On Letting Your Freak Flag Fly

So I've noticed that people have been looking at me... different.  I don't know why, maybe it's the plethora of things I've done to transform myself over the past few months to attempt to be the woman that I want to be.  The things I've done for me, not for anyone else.  Chopping my hair off because I don't give a fuck if someone thinks I look like a lesbian, since I hate hair on the back of my neck in the summer.  The nose piercing I got that I've wanted since I was thirteen years old.

There were so many things I had waited for when I was younger.  "When I turn eighteen..."  Since that was the age, right?  The age where you can do it all?  I still wasn't a woman when I was eighteen.  I wasn't my own person.  I didn't start to hit that until recently.  I do what I think is beautiful and if someone doesn't like it... I fail to see how that's my problem.  I had a friend back then that I unfortunately don't speak to much anymore, but I remember him and I would talk about all of the things I wanted to do.  We were on AOL chat and I was upset that I had bought a pair of neon pink leopard print pants and my mother was insanely against them.  They looked good on me, but they were 'weird' and therefore, I wasn't allowed to wear them.  I remember he said to me, "Scoobs- I can't wait until you turn eighteen."  I was supposed to transform into the punk rock awesome tatted pierced thing that I'm starting to turn into today.  And no- I'm not just getting a bunch of shit on me for the hell of it.  I get what's important.  I've been itching for some more ink, but without the perfect idea I won't touch it.  It took me almost ten years after my eighteenth birthday to gather the courage to finally pierce my nose, something I wanted to do since I was twelve.

Meda, my leading lady
of 13 years.
My latest... idea... would be just for me.  A tattoo somewhere that no one would see it (other than my husband, naturally.)  And I want it to say "Let Your Freak Flag Fly."  Whatever that may be for anyone- I think it's something that we should all be proud of and embrace.  If Madison ever tells me she wants to wear neon pink leopard print pants?  YOU GO GIRL!  Wear those pants.  And when the fashion statement is over and done with ten years from then, we'll take the picture album out and show your boyfriends.  I want my daughters to be strong, independent women.  I want to teach them that it's ok not to be normal.  Because I have -never- been 'normal.'  And I'm just now finally coming to actual terms with it.  Everyone knew it.  I just... wanted people to like me.  To fit in.  But you know what?  I love my nose.  I love my tattoos.  I love playing my fantasy games where I RP a Mother Gothel look alike crazy woman that raises the dead and has an addiction to vivisection.

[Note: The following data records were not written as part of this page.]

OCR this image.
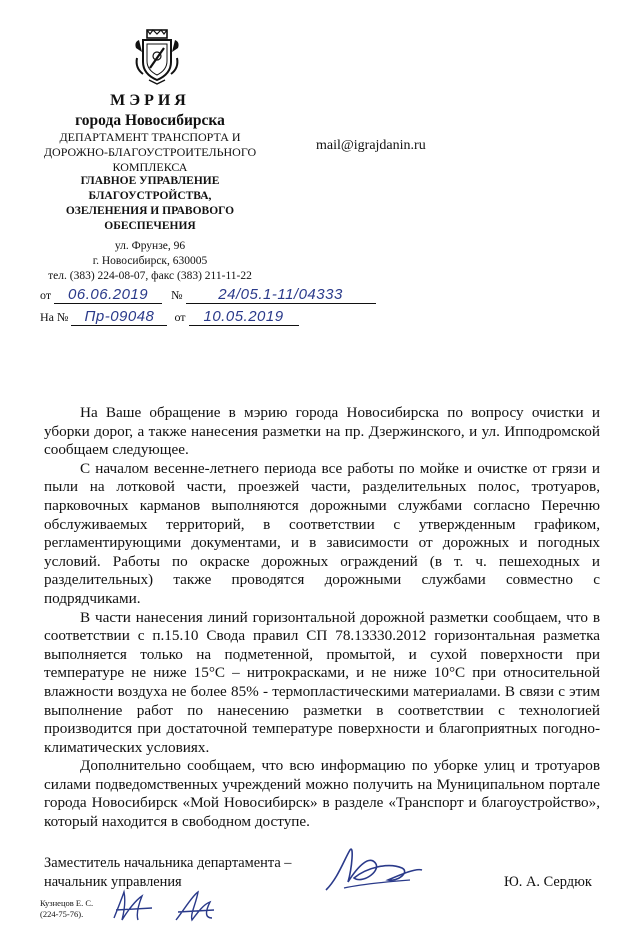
МЭРИЯ
города Новосибирска
ДЕПАРТАМЕНТ ТРАНСПОРТА И
ДОРОЖНО-БЛАГОУСТРОИТЕЛЬНОГО
КОМПЛЕКСА
ГЛАВНОЕ УПРАВЛЕНИЕ
БЛАГОУСТРОЙСТВА,
ОЗЕЛЕНЕНИЯ И ПРАВОВОГО
ОБЕСПЕЧЕНИЯ
ул. Фрунзе, 96
г. Новосибирск, 630005
тел. (383) 224-08-07, факс (383) 211-11-22
mail@igrajdanin.ru
от 06.06.2019 № 24/05.1-11/04333
На № Пр-09048 от 10.05.2019

На Ваше обращение в мэрию города Новосибирска по вопросу очистки и уборки дорог, а также нанесения разметки на пр. Дзержинского, и ул. Ипподромской сообщаем следующее.

С началом весенне-летнего периода все работы по мойке и очистке от грязи и пыли на лотковой части, проезжей части, разделительных полос, тротуаров, парковочных карманов выполняются дорожными службами согласно Перечню обслуживаемых территорий, в соответствии с утвержденным графиком, регламентирующими документами, и в зависимости от дорожных и погодных условий. Работы по окраске дорожных ограждений (в т. ч. пешеходных и разделительных) также проводятся дорожными службами совместно с подрядчиками.

В части нанесения линий горизонтальной дорожной разметки сообщаем, что в соответствии с п.15.10 Свода правил СП 78.13330.2012 горизонтальная разметка выполняется только на подметенной, промытой, и сухой поверхности при температуре не ниже 15°С – нитрокрасками, и не ниже 10°С при относительной влажности воздуха не более 85% - термопластическими материалами. В связи с этим выполнение работ по нанесению разметки в соответствии с технологией производится при достаточной температуре поверхности и благоприятных погодно-климатических условиях.

Дополнительно сообщаем, что всю информацию по уборке улиц и тротуаров силами подведомственных учреждений можно получить на Муниципальном портале города Новосибирск «Мой Новосибирск» в разделе «Транспорт и благоустройство», который находится в свободном доступе.

Заместитель начальника департамента –
начальник управления	Ю. А. Сердюк
Кузнецов Е. С.
(224-75-76).
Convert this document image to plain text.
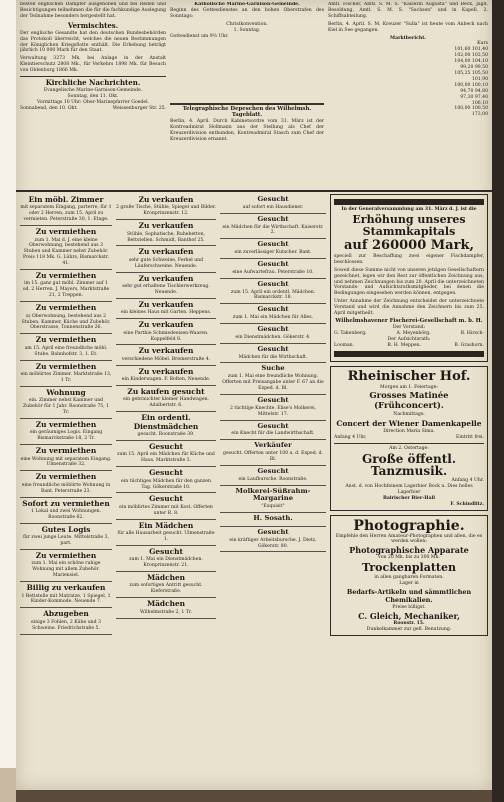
besten englischen Dampfer ausgehoben und bei Reden und Besichtigungen teilnehmen die für die fachkundige Auslegung der Teilnahme besonders hergestellt hat.

Vermischtes.

Der englische Gesandte hat den deutschen Bundesbehörden das Protokoll überreicht, welches die neuen Bestimmungen der Königlichen Kriegsflotte enthält. Die Erhebung beträgt jährlich 10 000 Mark für den Staat.

Verwaltung 3273 Mk. bei Anlage in der Anstalt Kleintierschutz 2808 Mk., für Verkehrs 1898 Mk. für Besuch von Oldenburg 1866 Mk.

Kirchliche Nachrichten.
Evangelische Marine-Garnison-Gemeinde.
Sonntag, den 11. Okt.
Vormittags 10 Uhr: Ober-Marinepfarrer Goedel.
Sonnabend, den 10. Okt.	Weissenburger Str. 25.
Katholische Marine-Garnison-Gemeinde.

Beginn des Gottesdienstes an den hohen Oberstrafen des Sonntags:

Christkonvention.
1. Sonntag.

Gottesdienst um 9½ Uhr.

Telegraphische Depeschen des Wilhelmsh. Tageblatt.

Berlin, 4. April. Durch Kabinetsordre vom 31. März ist der Kontreadmiral Hollmann aus der Stellung als Chef der Kreuzerdivision entbunden, Kontreadmiral Stasch zum Chef der Kreuzerdivision ernannt.

Amtl. Fischer, Amtl. S. M. S. "Kaiserin Augusta" und Beck, Jagd, Besoldung, Amtl. S. M. S. "Sachsen" und in Kapell, 2. Schiffsabteilung.

Berlin, 4. April. S. M. Kreuzer "Sulla" ist heute vom Anbeck nach Kiel in See gegangen.

Marktbericht.
Kurs
101,60 101,40
102,00 102,50
104,00 104,10
99,20 99,50
105,25 105,50
101,90
100,00 100,10
94,70 94,80
97,30 97,40
106,10
100,00 100,50
173,00
Ein möbl. Zimmer
mit separatem Eingang, parterre, für 1 oder 2 Herren, zum 15. April zu vermieten. Peterstraße 30, 1. Etage.
Zu vermiethen
zum 1. Mai d. J. eine kleine Oberwohnung, bestehend aus 3 Stuben und Kammer nebst Zubehör. Preis 118 Mk. G. Lührs, Bismarckstr. 41.
Zu vermiethen
im 15. ganz gut möbl. Zimmer auf 1 od. 2 Herren. J. Mayers, Marktstraße 21, 2 Treppen.
Zu vermiethen
a) Oberwohnung, bestehend aus 2 Stuben, Kammer, Küche und Zubehör. Oberstrasse, Tonnenstraße 26.
Zu vermiethen
am 15. April eine freundliche möbl. Stube. Bahnhofstr. 3, 1. Et.
Zu vermiethen
ein möblirtes Zimmer. Marktstraße 13, 1 Tr.
Wohnung
ein. Zimmer nebst Kammer und Zubehör für 1 Jahr. Roonstraße 75, 1 Tr.
Zu vermiethen
ein geräumiges Logis. Eingang Bismarckstraße 18, 2 Tr.
Zu vermiethen
eine Wohnung mit separatem Eingang. Ulmenstraße 32.
Zu vermiethen
eine freundliche möblirte Wohnung in Bant. Peterstraße 23.
Sofort zu vermiethen
1 Lokal und zwei Wohnungen. Roonstraße 62.
Gutes Logis
für zwei junge Leute. Mittelstraße 3, part.
Zu vermiethen
zum 1. Mai ein schöne ruhige Wohnung mit allem Zubehör. Mariensiel.
Billig zu verkaufen
1 Bettstelle mit Matratze, 1 Spiegel, 1 Kinder-Kommode. Neuende 7.
Abzugeben
einige 3 Fohlen, 2 Kühe und 3 Schweine. Friedrichstraße 5.
Zu verkaufen
2 große Tische, Stühle, Spiegel und Bilder. Kronprinzenstr. 12.
Zu verkaufen
Stühle, Sophatische, Ruhebetten, Bettstellen. Schmidt, Banthof 25.
Zu verkaufen
sehr gute Schweine, Ferkel und Läuferschweine. Neuende.
Zu verkaufen
sehr gut erhaltene Tischlerwerkzeug. Neuende.
Zu verkaufen
ein kleines Haus mit Garten. Heppens.
Zu verkaufen
eine Parthie Schmiedeeisen-Waaren. Koppelfeld 8.
Zu verkaufen
verschiedene Möbel. Bremerstraße 4.
Zu verkaufen
ein Kinderwagen. F. Bolten, Neuende.
Zu kaufen gesucht
ein gebrauchter kleiner Handwagen. Adalbertstr. 6.
Ein ordentl. Dienstmädchen
gesucht. Roonstraße 39.
Gesucht
zum 15. April ein Mädchen für Küche und Haus. Marktstraße 3.
Gesucht
ein tüchtiges Mädchen für den ganzen Tag. Gökerstraße 10.
Gesucht
ein möblirtes Zimmer mit Kost. Offerten unter R. 8.
Ein Mädchen
für alle Hausarbeit gesucht. Ulmenstraße 1.
Gesucht
zum 1. Mai ein Dienstmädchen. Kronprinzenstr. 21.
Mädchen
zum sofortigen Antritt gesucht. Kieferstraße.
Mädchen
Wilhelmstraße 2, 1 Tr.
Gesucht
auf sofort ein Hausdiener.
Gesucht
ein Mädchen für die Wirthschaft. Kaiserstr. 2.
Gesucht
ein zuverlässiger Kutscher. Bant.
Gesucht
eine Aufwartefrau. Peterstraße 10.
Gesucht
zum 15. April ein ordentl. Mädchen. Bismarckstr. 18.
Gesucht
zum 1. Mai ein Mädchen für Alles.
Gesucht
ein Dienstmädchen. Gökerstr. 4.
Gesucht
Mädchen für die Wirthschaft.
Suche
zum 1. Mai eine freundliche Wohnung. Offerten mit Preisangabe unter F. 67 an die Exped. d. Bl.
Gesucht
2 tüchtige Knechte. Elise's Molkerei, Mittelstr. 17.
Gesucht
ein Knecht für die Landwirthschaft.
Verkäufer
gesucht. Offerten unter 100 a. d. Exped. d. Bl.
Gesucht
ein Laufbursche. Roonstraße.
Molkerei-Süßrahm-Margarine
"Exquisit"
H. Sosath.
Gesucht
ein kräftiger Arbeitsbursche. J. Dietz, Gökerstr. 80.
In der Generalversammlung am 31. März d. J. ist die
Erhöhung unseres Stammkapitals
auf 260000 Mark,

speciell zur Beschaffung zwei eigener Fischdampfer, beschlossen.

Soweit diese Summe nicht von unseren jetzigen Gesellschaftern gezeichnet, legen wir den Rest zur öffentlichen Zeichnung aus, und nehmen Zeichnungen bis zum 20. April die unterzeichneten Vorstands- und Aufsichtsrathsmitglieder, bei denen die Bedingungen eingesehen werden können, entgegen.

Unter Annahme der Zeichnung entscheidet der unterzeichnete Vorstand und wird die Annahme den Zeichnern bis zum 25. April mitgetheilt.

Wilhelmshavener Fischerei-Gesellschaft m. b. H.
Der Vorstand:
G. Takenberg.	A. Meyenbörg.	B. Hirsch-
Der Aufsichtsrath:
Looman.	B. H. Meppen.	B. Grashorn.
Rheinischer Hof.
Morgen am 1. Feiertage:
Grosses Matinée (Frühconcert).
Nachmittags:
Concert der Wiener Damenkapelle
Direction Maria Sima.
Anfang 4 Uhr.	Eintritt frei.
Am 2. Ostertage:
Große öffentl. Tanzmusik.
Anfang 4 Uhr.
Anst. d. von Hochfeinem Lagerbier Bock u. Dies helles Lagerbier
Bairischer Bier-Hall
F. Schindlitz.
Photographie.
Empfehle den Herren Amateur-Photographen und allen, die es werden wollen:
Photographische Apparate
von 20 Mk. bis zu 300 Mk.
Trockenplatten
in allen gangbaren Formaten.
Lager in
Bedarfs-Artikeln und sämmtlichen Chemikalien.
Preise billigst.
C. Gleich, Mechaniker,
Roonstr. 15.
Dunkelkammer zur gefl. Benutzung.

But I want balance- at the same time I don't want them to think that just because I'm not 'normal' they can't do typical things.  They wanna... be cheerleaders, or sports players or... popular girls.  Go for it.  Just be kind, be truthful and be awesome.  I have this... vision in my head of how I want my relationship to be with my girls and it seems extremely hard and probably unattainable, but I'm going to damn well try to find the perfect balance between being their parent and being their friend... and meanwhile, supporting them without driving them to snort coke.  Is this possible?  I hope so.

"Today you are You, that is truer than true. There is no one alive who is Youer than You."